DATE: Tuesday, Apr 13, 2010
TIME: 3:30 pm
PLACE: Council Room (SITE 5-084)
TITLE: Wikipedia Vandalism Detection
PRESENTER: Leanne Seaward
University of Ottawa
ABSTRACT:

The 4th International Workshop on Uncovering Plagiarism, Authorship, and Social Software Misuse PAN 2010 is holding a Wikipedia Vandalism Detection competition. The task involves classifying edits as vandalism or not. The training corpus consists of 30,000 labeled edits and the test corpus will be comprised of 100,000 edits. This talk will introduce current research and explore feature selection for Wikipedia vandalism detection. Presenter’s work in progress on this topic in the context of the competition will be presented. According to www.wikipedia.org, ``Wikipedia is a free, web-based, collaborative, multilingual encyclopedia project supported by the non-profit Wikimedia Foundation. `` Basically, it is a free online encyclopedia that anyone can edit.
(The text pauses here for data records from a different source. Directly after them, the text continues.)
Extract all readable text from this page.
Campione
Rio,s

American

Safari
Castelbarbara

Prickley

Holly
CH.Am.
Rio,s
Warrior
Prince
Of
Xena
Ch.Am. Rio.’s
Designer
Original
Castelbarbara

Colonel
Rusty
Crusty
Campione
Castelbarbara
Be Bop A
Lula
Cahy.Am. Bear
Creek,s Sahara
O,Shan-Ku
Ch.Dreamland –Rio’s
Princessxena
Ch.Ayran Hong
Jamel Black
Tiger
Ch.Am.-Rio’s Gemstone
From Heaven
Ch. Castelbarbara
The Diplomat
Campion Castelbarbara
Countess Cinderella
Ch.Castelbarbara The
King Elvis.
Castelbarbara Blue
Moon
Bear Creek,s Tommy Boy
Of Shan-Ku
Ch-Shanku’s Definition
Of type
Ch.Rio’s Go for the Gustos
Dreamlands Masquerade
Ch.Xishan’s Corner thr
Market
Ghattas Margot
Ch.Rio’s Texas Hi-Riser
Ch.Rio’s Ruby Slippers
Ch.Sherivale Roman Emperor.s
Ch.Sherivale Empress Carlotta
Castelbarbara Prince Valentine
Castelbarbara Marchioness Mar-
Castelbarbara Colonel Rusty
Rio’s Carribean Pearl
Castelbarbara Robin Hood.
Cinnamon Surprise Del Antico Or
Not only can anyone edit the encyclopedia, but it can even be done anonymously. It seems incredulous that such a system results in an encyclopedia which contains over 15 million articles in 23 languages and has been shown to have comparable accuracy to commercial encyclopedias. Wikipedia works because vandalism is usually quickly detected and reverted. Wikipedia vandalism occurs when someone knowingly adds false information or irrelevant or obscene comments to a topic. Page blanking or deleting some or all contents of a topic is another form of vandalism. Wikipedia defines vandalism as ``any addition, removal, or change of content made in a deliberate attempt to compromise the integrity of Wikipedia. `` Wikipedia vandalism detection schemes currently in use are in their infancy and rely mainly on manually created rule-based heuristics. Current research treats this problem as a cross between spam detection and authorship attribution.